In February 2021, the documentary series Marvel Studios: Assembled was announced. The special on this film, "The Making of Guardians of the Galaxy Vol. 3", was released on Disney+ on September 13, 2023.

== Future ==
James Gunn said in April 2017 that a fourth Guardians film could happen but it would likely center on a new group of characters since he planned to conclude the story of the current team in Vol. 3. Later in September, Gunn said he was unlikely to return for another Guardians film but would continue to work with Marvel Studios on other projects that use the Guardians and cosmic characters. One such potential project from Gunn was a film centered on Drax and Mantis.
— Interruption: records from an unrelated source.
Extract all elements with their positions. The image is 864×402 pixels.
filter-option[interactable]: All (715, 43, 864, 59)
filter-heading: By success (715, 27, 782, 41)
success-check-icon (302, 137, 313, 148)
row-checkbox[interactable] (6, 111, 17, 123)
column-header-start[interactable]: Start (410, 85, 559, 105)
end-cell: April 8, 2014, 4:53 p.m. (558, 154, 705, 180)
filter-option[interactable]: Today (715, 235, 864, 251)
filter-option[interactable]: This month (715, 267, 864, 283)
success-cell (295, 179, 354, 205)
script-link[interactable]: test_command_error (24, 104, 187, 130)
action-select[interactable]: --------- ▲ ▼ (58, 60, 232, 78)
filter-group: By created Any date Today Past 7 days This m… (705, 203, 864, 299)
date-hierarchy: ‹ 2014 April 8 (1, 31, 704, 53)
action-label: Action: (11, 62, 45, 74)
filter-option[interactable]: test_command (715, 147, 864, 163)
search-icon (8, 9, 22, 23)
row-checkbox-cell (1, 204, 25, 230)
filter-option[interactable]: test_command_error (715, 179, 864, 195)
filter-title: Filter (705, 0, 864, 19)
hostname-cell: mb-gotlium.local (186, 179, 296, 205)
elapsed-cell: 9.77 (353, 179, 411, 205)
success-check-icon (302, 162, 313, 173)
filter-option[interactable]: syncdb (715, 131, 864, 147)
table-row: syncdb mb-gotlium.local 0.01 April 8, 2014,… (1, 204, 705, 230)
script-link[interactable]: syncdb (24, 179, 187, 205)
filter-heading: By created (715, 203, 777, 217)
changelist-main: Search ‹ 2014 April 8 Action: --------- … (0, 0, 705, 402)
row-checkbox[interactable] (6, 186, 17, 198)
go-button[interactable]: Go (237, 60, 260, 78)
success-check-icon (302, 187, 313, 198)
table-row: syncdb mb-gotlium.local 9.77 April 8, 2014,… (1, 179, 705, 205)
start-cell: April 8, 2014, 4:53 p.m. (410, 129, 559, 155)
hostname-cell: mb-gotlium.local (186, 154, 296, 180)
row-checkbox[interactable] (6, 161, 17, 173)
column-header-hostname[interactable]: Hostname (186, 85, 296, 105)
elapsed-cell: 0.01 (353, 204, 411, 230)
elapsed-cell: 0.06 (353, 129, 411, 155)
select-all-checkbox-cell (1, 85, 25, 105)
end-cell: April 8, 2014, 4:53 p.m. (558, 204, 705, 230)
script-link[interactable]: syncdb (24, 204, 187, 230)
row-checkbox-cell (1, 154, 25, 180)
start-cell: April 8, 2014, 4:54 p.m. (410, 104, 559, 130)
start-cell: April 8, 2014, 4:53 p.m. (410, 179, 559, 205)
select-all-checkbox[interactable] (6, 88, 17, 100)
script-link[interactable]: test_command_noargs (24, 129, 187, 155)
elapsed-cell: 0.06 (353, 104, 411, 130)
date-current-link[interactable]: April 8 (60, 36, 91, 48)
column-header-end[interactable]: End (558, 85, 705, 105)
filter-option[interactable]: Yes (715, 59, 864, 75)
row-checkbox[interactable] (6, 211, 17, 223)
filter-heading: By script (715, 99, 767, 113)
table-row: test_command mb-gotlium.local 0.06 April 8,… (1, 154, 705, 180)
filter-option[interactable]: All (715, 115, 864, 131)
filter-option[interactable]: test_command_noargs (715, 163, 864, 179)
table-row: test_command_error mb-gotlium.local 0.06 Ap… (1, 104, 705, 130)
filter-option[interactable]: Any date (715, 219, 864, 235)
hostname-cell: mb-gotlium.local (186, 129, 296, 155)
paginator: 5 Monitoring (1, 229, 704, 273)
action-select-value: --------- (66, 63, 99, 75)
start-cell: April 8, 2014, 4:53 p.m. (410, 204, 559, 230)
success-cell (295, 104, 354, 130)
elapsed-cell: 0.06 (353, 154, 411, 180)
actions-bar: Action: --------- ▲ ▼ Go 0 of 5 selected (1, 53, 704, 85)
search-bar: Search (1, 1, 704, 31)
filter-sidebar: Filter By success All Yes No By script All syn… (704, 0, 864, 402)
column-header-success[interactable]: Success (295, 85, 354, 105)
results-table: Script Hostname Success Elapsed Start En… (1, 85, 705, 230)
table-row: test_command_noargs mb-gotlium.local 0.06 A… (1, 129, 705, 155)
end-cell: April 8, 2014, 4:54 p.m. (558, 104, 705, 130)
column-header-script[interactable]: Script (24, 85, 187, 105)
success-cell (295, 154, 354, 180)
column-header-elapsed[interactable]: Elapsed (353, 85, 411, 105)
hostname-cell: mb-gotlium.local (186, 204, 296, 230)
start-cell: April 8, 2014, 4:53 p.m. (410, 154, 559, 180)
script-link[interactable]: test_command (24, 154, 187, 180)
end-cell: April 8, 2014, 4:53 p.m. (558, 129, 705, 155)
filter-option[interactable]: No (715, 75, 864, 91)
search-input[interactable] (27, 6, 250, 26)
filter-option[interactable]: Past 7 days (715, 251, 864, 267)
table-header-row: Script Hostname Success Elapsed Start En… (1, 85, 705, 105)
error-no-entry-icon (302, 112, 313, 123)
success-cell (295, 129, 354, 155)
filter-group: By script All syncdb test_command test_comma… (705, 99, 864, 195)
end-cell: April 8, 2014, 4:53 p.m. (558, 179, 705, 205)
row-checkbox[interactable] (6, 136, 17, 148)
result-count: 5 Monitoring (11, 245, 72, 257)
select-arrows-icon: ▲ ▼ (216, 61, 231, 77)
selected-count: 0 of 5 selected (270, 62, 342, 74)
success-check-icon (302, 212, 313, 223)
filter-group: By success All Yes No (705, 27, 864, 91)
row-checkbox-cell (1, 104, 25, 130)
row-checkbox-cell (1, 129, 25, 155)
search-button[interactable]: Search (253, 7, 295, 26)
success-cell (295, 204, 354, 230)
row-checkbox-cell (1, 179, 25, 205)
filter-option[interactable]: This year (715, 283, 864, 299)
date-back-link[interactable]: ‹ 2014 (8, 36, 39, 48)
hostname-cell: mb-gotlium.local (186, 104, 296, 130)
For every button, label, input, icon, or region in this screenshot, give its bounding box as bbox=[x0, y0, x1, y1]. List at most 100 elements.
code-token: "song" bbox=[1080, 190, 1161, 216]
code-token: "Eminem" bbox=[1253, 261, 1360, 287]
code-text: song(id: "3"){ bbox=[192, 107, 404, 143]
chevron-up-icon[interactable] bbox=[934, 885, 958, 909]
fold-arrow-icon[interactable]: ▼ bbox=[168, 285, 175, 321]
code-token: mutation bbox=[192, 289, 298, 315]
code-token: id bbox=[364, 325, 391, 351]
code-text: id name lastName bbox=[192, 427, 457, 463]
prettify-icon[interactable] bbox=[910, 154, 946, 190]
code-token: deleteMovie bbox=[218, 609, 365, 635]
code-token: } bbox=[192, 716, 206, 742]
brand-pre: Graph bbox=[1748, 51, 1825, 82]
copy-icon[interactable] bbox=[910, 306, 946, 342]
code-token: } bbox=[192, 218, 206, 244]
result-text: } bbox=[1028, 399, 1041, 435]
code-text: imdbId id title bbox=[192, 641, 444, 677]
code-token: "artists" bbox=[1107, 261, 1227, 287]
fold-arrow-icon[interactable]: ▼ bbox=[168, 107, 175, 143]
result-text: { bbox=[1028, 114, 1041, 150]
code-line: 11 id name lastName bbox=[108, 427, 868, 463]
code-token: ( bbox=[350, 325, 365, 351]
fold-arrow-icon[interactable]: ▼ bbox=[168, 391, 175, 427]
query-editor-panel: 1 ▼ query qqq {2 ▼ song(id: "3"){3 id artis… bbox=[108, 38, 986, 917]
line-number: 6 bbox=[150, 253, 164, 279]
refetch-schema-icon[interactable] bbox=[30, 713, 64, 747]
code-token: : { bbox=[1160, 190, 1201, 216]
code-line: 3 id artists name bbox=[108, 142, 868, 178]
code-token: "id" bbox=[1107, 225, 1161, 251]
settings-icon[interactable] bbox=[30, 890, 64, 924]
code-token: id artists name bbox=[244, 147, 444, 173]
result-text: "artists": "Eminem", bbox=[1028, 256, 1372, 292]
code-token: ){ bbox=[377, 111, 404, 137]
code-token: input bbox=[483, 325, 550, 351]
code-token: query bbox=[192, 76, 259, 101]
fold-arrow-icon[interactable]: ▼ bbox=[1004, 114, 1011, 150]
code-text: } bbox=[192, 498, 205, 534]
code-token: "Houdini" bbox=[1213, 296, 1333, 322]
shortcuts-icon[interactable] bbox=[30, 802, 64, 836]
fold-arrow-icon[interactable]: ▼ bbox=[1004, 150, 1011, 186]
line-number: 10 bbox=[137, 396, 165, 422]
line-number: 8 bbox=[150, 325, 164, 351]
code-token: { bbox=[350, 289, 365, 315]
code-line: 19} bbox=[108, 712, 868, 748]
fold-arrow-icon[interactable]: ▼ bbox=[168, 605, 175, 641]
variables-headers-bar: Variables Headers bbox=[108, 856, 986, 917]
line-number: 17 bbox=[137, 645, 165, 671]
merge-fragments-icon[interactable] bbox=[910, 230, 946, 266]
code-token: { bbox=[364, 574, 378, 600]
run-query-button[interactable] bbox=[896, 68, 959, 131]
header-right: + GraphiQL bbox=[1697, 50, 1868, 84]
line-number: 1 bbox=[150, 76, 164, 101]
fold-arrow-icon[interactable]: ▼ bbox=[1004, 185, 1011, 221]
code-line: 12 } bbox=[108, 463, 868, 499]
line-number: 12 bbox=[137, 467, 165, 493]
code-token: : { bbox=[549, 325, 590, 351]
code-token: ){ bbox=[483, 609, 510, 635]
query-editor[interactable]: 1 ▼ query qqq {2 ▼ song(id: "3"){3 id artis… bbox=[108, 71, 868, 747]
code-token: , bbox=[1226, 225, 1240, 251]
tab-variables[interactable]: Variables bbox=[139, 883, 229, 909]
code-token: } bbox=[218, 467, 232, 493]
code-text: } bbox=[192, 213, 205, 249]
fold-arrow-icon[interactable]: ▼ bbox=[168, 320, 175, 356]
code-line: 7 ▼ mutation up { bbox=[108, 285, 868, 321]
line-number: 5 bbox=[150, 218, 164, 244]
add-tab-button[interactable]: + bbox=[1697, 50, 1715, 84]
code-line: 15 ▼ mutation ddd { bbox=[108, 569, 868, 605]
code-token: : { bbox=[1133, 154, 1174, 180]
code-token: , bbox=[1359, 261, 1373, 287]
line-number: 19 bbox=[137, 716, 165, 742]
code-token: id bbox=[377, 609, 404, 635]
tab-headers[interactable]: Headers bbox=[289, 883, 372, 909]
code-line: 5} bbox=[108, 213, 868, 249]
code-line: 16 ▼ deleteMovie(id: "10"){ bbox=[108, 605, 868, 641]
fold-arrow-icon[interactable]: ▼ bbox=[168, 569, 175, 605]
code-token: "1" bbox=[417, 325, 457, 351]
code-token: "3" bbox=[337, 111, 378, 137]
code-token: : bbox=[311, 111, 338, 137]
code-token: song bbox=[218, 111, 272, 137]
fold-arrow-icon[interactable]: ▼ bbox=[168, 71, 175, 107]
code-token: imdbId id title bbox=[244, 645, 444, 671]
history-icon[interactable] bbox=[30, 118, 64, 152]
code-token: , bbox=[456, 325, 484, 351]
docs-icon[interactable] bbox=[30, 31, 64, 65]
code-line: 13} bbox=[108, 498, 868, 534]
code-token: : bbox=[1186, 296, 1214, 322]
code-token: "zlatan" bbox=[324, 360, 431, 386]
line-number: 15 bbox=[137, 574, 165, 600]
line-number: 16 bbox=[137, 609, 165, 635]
Bautista praised the idea for the project, but had not heard any updates on it by May 2021 and believed Marvel Studios was not interested in the idea or it did not fit into their plans for the MCU. Gunn confirmed in September 2019 that he intended for Vol. 3 to be his last Guardians film, and reaffirmed this in May 2021. In July, Gillan expressed her desire to continue playing Nebula after Vol. 3. In April 2023, Saldaña confirmed that Vol. 3 would be the last time she portrays Gamora, but hoped Marvel would recast the role with a younger actor because she wished for the character to continue.

Pratt indicated in May 2023 that he was willing to continue playing Peter Quill if the right script came along, and a note at the end of Vol. 3s post-credits scene states that the "Legendary Star-Lord" will return to the MCU. In December 2024, Gunn said he had given his blessing to Pratt to continue in the role without him, and he was excited for Marvel to use the Guardians again in future projects. He noted that there were planned spin-offs that did not eventuate but still could without his involvement, including a television series focused on the Ravagers and a project that he called "Legendary Star-Lord" which they "had a whole idea for". In January 2026, Pratt said he had an idea for how Quill's story could continue which he shared with Feige, and he was open to contributing to the next 10 years of the MCU however Marvel Studios needed him to. While he hoped that Gunn could direct the next film featuring Quill, Pratt knew that was unlikely since Gunn became the co-chairman and co-CEO of DC Studios. He was open to working with another director who would be good for the project. In September 2026, Sean Gunn said Marvel Studios had not contacted him about returning as Rocket, but said he had retired from providing the on-set motion capture for the role due to his increased age and the effects it had on his physiology.